GIVE BEES A CHANCE
Michelle Greenwood-Brown and Rose Bailey
“Bumblebees are one of the most endearing insect visitors to any garden. Their furry, colourful bodies and clumsy flight always raise a smile, but they also do an essential job. Without their pollination services many flowers would produce no seeds, and fruit and vegetable yields would suffer.”
Despite their essential role in complex food chains, bumblebees are on the decline in Britain. Two species have become extinct in the UK since 1940. The remaining 25 species are in severe decline.

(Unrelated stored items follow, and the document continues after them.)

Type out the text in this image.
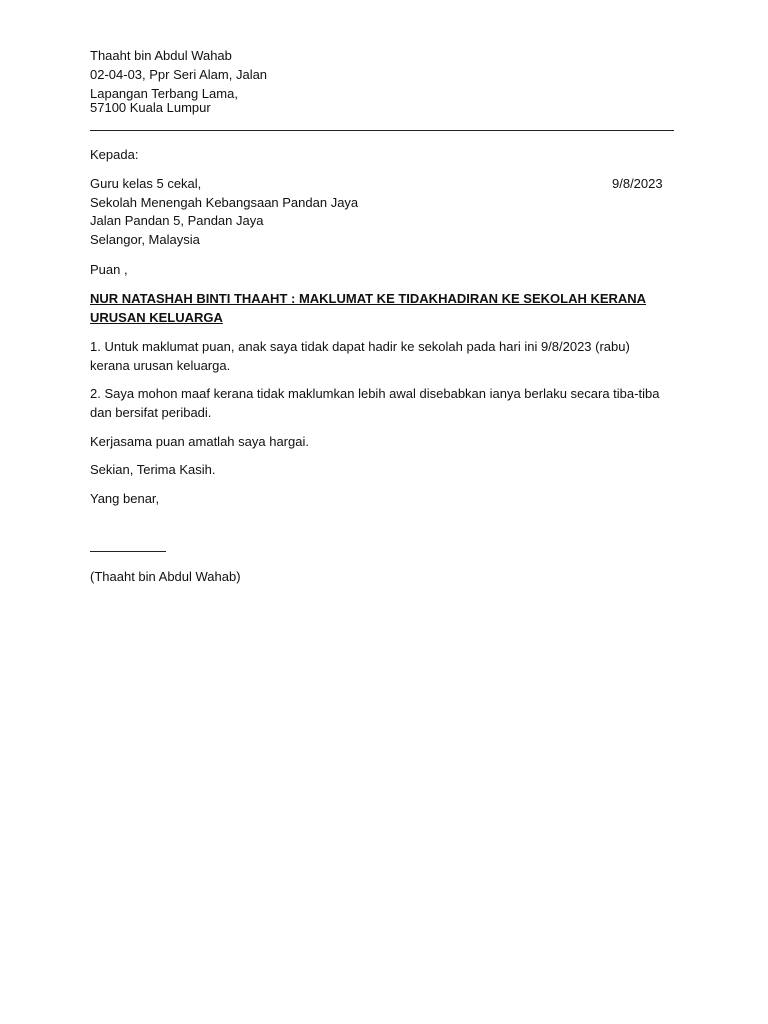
Thaaht bin Abdul Wahab
02-04-03, Ppr Seri Alam, Jalan
Lapangan Terbang Lama,
57100 Kuala Lumpur
Kepada:
Guru kelas 5 cekal,	9/8/2023
Sekolah Menengah Kebangsaan Pandan Jaya
Jalan Pandan 5, Pandan Jaya
Selangor, Malaysia
Puan ,
NUR NATASHAH BINTI THAAHT : MAKLUMAT KE TIDAKHADIRAN KE SEKOLAH KERANA
URUSAN KELUARGA
1. Untuk maklumat puan, anak saya tidak dapat hadir ke sekolah pada hari ini 9/8/2023 (rabu)
kerana urusan keluarga.
2. Saya mohon maaf kerana tidak maklumkan lebih awal disebabkan ianya berlaku secara tiba-tiba
dan bersifat peribadi.
Kerjasama puan amatlah saya hargai.
Sekian, Terima Kasih.
Yang benar,
(Thaaht bin Abdul Wahab)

Bumblebees need flowers to feed on and places to nest. In the past 80-90 years, the UK is estimated to have lost 97% of its flower rich grassland, largely due to the pressures of more intensive agricultural practices and urban and suburban development. Some scientists argue that the use of pesticides, particularly neonicotinoids, is harmful to bees. Air pollution, climate change and diseases being transmitted between wild and managed bees are also implicated in bumblebee decline.
What we can do
Organisations such as the Bumblebee Conservation Trust, Save Bees and Bug Life, work with farmers and lobby politicians to adopt bee friendly policies and practices. They also run projects to improve bee habitats. But we can all do something to help bees. Domestic gardens cover over a million acres of the UK. By growing pollinator-friendly plants and avoiding pesticides we can help to halt the decline of bee populations. Plant flowering shrubs or flowers which are rich in pollen and nectar (such as foxgloves, alliums, lavender and herbs, rather than ornamental plants). If you only have a windowbox, or a few pots – these will still help provide food for bees. Try not mowing part of your lawn, if you have one, and maybe like your dandelions a little more- they are one of the first pollen-rich sources to appear in a garden- and last to go…..
Our sculpture uses tile waste from Michelle’s mosaic classes, reconstituted, unfired clay, rejected or broken ceramic pieces from her community and school projects, and various recycled items. We discussed the design with Rose’s grandsons (aged 7 and 10) who are very concerned about the future of nature. Their hands were then used to make a mould for the hands which appear on the totems, to ‘protect’ the bees. The sculpture contains, leaves, flowers and birds, as well as bees – to signify the interconnectedness of nature – all of which relies upon pollination. Whilst worried about the ‘plight of the bumblebee’, the sculpture is optimistic (rainbow theme), because if children are aware and concerned about threats to nature, there is hope that as the next generation, they will become better guardians of it.